400.000 Euro für Straßen. Der Zistersdorfer Gemeinderat beschloss, welche Fahrbahnen erneuert werden.

Von Christoph Szeker. Erstellt am 14. April 2019 (06:33)

 In der jüngsten Gemeinderatssitzung stand das Straßenbauprogramm auf der Tagesordnung. Es umfasst Projekte mit einem Volumen von insgesamt 400.000 Euro und wurde einstimmig beschlossen. Die NÖN war vor Ort und hat jene Straßen besichtigt, die für die geldaufwendigsten Projekte sorgen werden.

VP-Baustadtrat Johann Helm trug im Gemeinderat die geplanten Projekte vor. Mit dem Zustand der Straßen in der Großgemeinde ist er generell zufrieden, allerdings „sind die Nebengassen ein Jammer“, so Helm. Man hinke mit diesen etwas nach, jedoch sind die Sanierungen kostenintensiv und zeitaufwendig.

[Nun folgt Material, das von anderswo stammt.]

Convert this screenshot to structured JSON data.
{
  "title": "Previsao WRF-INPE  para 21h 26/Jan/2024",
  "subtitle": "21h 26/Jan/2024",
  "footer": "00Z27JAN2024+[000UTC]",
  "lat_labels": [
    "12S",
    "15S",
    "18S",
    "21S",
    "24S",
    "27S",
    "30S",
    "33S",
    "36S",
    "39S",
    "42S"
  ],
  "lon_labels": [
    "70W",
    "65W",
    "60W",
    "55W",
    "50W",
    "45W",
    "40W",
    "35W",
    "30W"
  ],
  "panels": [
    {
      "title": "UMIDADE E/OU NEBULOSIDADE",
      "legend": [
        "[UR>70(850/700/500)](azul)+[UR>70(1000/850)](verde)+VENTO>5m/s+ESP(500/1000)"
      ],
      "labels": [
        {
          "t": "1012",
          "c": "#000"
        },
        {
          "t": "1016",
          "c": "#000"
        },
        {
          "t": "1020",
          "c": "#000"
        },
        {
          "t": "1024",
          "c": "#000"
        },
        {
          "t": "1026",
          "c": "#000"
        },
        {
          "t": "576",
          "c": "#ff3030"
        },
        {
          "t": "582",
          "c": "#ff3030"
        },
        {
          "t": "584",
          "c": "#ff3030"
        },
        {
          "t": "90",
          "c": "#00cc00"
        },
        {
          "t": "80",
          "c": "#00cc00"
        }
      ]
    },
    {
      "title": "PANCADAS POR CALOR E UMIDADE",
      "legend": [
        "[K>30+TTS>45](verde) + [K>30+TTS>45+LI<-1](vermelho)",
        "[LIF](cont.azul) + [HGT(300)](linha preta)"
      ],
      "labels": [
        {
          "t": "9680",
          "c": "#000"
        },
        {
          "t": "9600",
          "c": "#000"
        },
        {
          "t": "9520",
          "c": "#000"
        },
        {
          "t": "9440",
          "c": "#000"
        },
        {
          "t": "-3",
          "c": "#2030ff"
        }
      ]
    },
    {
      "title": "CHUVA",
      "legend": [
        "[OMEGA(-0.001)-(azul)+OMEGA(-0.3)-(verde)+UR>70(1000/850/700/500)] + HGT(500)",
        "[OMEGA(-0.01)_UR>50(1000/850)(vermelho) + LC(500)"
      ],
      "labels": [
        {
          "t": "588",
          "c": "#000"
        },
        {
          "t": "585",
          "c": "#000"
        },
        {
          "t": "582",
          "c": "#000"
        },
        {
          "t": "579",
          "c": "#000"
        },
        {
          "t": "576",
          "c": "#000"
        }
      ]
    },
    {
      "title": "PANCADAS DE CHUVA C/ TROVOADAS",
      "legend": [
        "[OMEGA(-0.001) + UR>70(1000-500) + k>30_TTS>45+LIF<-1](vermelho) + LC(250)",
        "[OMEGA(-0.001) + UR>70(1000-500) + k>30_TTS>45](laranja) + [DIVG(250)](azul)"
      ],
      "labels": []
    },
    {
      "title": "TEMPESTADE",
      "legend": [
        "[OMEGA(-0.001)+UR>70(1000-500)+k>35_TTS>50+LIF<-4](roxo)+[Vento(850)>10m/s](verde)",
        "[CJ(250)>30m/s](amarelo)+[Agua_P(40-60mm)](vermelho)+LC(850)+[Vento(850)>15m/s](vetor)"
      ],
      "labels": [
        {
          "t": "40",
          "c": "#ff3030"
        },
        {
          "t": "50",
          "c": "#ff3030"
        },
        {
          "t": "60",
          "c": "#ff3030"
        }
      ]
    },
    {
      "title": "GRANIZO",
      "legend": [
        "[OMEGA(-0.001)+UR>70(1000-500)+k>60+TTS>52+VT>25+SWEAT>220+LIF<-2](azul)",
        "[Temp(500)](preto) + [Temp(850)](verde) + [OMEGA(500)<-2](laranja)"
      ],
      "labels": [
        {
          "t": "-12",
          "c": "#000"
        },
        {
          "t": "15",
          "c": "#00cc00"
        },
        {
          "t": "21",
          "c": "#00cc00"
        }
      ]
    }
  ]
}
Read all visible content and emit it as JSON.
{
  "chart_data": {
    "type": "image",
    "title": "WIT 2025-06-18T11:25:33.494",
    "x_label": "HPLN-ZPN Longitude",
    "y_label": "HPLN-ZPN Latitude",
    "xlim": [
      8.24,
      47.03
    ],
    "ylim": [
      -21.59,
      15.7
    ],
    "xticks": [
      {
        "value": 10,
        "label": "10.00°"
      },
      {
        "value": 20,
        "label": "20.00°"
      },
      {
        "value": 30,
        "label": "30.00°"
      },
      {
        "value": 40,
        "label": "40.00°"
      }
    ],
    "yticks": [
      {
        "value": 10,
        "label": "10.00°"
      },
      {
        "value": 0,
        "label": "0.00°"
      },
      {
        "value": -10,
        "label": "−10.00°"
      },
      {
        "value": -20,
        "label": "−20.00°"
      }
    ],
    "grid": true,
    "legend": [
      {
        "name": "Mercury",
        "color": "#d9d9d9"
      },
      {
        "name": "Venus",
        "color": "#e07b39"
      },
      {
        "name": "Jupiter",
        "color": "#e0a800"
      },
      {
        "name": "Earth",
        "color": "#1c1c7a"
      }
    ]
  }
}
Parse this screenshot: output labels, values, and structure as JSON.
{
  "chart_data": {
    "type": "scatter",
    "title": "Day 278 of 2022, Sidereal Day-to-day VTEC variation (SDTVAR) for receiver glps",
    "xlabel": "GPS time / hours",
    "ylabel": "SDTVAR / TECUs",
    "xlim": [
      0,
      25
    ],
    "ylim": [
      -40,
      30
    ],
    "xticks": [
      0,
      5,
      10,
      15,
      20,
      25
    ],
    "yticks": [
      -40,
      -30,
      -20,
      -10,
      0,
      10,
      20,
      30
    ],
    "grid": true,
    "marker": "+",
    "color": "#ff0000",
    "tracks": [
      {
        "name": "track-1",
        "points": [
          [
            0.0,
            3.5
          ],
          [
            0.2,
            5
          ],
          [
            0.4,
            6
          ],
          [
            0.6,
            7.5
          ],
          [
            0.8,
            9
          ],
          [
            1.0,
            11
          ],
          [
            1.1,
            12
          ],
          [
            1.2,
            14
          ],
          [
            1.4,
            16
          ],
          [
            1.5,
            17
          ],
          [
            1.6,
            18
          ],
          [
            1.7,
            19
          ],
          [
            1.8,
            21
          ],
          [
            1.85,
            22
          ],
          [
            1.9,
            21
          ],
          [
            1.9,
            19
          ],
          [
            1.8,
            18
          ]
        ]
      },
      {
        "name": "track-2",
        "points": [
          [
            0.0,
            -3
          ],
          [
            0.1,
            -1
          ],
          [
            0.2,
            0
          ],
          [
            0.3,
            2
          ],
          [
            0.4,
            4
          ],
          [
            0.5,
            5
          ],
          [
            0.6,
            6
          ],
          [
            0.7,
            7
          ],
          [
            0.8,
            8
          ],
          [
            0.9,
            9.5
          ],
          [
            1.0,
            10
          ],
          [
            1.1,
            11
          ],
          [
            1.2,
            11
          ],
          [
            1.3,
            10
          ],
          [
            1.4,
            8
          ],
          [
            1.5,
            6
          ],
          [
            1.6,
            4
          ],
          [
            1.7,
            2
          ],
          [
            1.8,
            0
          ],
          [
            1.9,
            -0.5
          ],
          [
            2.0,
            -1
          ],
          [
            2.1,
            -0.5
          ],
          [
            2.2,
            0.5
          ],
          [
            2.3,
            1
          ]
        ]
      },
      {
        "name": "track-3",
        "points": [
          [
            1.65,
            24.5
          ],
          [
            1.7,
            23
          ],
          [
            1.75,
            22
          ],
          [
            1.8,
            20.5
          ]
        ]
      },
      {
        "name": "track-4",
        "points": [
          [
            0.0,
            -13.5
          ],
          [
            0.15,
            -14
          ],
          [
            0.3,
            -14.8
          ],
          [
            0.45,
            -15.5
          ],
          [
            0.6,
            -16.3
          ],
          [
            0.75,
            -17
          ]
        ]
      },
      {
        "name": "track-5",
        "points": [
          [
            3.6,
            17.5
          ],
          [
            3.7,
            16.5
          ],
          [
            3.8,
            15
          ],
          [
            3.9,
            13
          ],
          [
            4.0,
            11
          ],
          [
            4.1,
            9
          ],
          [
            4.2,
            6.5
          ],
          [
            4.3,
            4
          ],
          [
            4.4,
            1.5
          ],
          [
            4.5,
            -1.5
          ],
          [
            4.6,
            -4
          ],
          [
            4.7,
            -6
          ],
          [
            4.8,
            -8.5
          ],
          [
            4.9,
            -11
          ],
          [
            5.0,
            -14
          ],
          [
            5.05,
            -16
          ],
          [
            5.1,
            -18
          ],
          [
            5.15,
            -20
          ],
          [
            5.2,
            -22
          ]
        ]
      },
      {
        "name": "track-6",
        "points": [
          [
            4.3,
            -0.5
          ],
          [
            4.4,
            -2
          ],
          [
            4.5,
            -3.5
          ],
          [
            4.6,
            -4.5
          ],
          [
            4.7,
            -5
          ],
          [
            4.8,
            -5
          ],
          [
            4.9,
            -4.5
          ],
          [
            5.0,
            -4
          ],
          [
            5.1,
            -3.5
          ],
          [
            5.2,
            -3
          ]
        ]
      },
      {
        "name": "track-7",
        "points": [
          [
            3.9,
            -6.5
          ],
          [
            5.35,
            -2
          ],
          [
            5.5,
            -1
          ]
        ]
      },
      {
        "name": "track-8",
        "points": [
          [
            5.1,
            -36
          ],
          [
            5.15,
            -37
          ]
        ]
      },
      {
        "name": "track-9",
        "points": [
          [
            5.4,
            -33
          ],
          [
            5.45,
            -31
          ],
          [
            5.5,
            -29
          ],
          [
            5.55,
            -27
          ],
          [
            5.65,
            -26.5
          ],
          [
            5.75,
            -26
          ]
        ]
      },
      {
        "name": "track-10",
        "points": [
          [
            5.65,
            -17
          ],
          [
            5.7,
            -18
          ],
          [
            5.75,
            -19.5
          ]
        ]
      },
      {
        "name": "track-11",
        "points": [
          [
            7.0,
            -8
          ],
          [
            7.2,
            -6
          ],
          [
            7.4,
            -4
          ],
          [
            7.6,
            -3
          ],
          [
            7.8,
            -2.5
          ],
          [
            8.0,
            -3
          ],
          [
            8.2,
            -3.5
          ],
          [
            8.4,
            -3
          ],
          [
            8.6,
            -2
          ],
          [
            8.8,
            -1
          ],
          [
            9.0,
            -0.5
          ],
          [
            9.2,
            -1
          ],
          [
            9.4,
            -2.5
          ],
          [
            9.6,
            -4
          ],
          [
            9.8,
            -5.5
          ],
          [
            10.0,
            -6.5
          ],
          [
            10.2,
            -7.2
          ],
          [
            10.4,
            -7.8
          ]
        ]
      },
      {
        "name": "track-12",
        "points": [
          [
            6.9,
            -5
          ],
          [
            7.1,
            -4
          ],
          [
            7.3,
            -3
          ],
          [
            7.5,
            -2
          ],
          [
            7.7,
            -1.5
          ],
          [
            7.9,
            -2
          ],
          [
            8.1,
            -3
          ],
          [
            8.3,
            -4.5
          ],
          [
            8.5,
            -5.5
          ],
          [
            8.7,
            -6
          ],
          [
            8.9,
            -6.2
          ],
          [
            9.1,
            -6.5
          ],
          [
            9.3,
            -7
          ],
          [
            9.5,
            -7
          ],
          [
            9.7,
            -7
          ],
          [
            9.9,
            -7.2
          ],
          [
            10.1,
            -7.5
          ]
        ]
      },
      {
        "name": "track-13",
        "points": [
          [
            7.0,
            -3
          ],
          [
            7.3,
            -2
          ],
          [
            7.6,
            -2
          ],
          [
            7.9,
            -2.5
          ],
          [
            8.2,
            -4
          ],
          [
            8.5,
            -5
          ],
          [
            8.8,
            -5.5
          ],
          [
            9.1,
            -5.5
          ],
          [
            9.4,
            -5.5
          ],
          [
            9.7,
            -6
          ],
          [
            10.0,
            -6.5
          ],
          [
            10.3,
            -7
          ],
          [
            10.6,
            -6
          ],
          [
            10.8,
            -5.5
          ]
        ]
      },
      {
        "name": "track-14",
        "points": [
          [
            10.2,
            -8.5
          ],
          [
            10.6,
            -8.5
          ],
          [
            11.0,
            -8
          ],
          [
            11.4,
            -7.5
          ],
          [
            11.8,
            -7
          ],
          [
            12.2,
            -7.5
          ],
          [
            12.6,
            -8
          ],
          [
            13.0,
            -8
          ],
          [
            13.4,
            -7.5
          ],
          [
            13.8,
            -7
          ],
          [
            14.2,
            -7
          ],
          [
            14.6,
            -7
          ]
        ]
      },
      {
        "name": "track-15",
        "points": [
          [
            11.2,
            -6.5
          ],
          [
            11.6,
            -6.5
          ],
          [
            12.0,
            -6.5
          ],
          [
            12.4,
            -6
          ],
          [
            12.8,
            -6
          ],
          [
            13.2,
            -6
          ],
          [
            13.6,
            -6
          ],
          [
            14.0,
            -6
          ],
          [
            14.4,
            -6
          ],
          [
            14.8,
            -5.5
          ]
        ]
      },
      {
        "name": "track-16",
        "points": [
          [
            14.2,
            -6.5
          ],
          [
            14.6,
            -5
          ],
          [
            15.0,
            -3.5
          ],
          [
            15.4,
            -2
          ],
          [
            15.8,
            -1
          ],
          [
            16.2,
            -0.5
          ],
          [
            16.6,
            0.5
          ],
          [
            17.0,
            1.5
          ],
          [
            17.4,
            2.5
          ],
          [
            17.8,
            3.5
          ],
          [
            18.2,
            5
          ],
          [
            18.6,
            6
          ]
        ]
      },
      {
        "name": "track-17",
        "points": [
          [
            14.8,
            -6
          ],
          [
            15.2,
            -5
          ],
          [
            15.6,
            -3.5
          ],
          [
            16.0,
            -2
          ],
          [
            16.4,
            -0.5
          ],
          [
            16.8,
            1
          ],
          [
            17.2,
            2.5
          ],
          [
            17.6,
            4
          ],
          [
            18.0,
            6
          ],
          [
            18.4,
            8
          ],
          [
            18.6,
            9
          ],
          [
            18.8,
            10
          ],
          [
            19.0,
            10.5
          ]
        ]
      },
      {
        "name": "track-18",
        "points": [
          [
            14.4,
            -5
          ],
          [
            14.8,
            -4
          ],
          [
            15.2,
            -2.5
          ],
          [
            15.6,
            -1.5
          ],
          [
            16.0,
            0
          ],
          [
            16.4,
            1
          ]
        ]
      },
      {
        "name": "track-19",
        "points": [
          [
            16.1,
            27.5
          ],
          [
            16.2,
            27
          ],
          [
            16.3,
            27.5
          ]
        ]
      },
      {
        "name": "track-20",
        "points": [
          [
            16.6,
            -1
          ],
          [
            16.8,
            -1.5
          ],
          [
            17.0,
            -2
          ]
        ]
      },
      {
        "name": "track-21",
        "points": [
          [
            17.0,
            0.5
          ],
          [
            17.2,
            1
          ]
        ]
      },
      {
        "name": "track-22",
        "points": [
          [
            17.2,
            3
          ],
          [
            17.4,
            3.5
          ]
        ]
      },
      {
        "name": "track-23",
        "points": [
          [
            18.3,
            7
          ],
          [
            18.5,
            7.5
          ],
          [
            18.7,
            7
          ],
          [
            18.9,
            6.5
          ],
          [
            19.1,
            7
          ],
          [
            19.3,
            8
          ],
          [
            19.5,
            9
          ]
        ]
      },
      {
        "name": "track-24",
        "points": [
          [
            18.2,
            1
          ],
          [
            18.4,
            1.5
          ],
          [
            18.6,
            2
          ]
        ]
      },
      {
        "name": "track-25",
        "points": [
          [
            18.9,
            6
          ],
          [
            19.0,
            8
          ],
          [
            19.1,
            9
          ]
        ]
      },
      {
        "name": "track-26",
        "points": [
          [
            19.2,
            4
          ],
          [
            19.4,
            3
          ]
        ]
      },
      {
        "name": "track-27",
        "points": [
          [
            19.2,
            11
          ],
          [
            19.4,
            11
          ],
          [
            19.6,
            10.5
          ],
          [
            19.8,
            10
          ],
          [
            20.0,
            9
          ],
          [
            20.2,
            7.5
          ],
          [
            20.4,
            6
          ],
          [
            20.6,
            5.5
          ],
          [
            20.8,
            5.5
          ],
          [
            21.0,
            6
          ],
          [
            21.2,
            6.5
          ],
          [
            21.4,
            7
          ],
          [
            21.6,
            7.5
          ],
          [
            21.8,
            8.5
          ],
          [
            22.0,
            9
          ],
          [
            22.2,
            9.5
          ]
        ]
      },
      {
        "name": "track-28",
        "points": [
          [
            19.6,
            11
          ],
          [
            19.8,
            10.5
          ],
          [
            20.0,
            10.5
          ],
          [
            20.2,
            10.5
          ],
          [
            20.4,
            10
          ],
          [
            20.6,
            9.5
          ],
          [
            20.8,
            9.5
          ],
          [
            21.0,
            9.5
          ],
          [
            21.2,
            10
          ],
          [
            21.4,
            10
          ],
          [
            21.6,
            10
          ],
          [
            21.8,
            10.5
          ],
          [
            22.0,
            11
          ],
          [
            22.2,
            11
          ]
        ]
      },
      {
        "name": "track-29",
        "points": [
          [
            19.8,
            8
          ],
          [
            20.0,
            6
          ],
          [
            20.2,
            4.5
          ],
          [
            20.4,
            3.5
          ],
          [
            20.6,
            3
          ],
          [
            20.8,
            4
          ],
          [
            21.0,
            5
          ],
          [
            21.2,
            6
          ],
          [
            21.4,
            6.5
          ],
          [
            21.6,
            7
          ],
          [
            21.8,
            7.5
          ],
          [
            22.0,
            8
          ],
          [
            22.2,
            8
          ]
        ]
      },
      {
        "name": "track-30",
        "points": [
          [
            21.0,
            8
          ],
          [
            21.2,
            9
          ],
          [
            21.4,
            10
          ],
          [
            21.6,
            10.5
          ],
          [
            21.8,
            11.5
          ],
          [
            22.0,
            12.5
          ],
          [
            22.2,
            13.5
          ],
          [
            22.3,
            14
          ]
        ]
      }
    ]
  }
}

Für etwas Unmut sorgte bei Helmut Aigner (Grünen) die Ortsdurchfahrt Gaiselberg. „Gibt es einen Grund, warum die Straße erst 2021 saniert werden soll?“, fragte der Gemeinderat. Das Problem bei dem Projekt: Unter der Fahrbahn befindet sich ein alter Kanal, der bereits desolat ist. Er wurde vermutlich in den 1950er-Jahren errichtet.

Für VP-Bürgermeister Helmut Doschek und sein Team würde es wenig Sinn machen, die Fahrbahn erst zu sanieren, da diese dann eventuell wegen Arbeiten am Kanal erneut aufgerissen werden müsste. Da nicht alle Hausanschlüsse zum Kanal dokumentiert sind, braucht das Projekt eine ausgiebige Planung. Mit der Fertigstellung sei somit erst 2021 oder 2022 zu rechnen.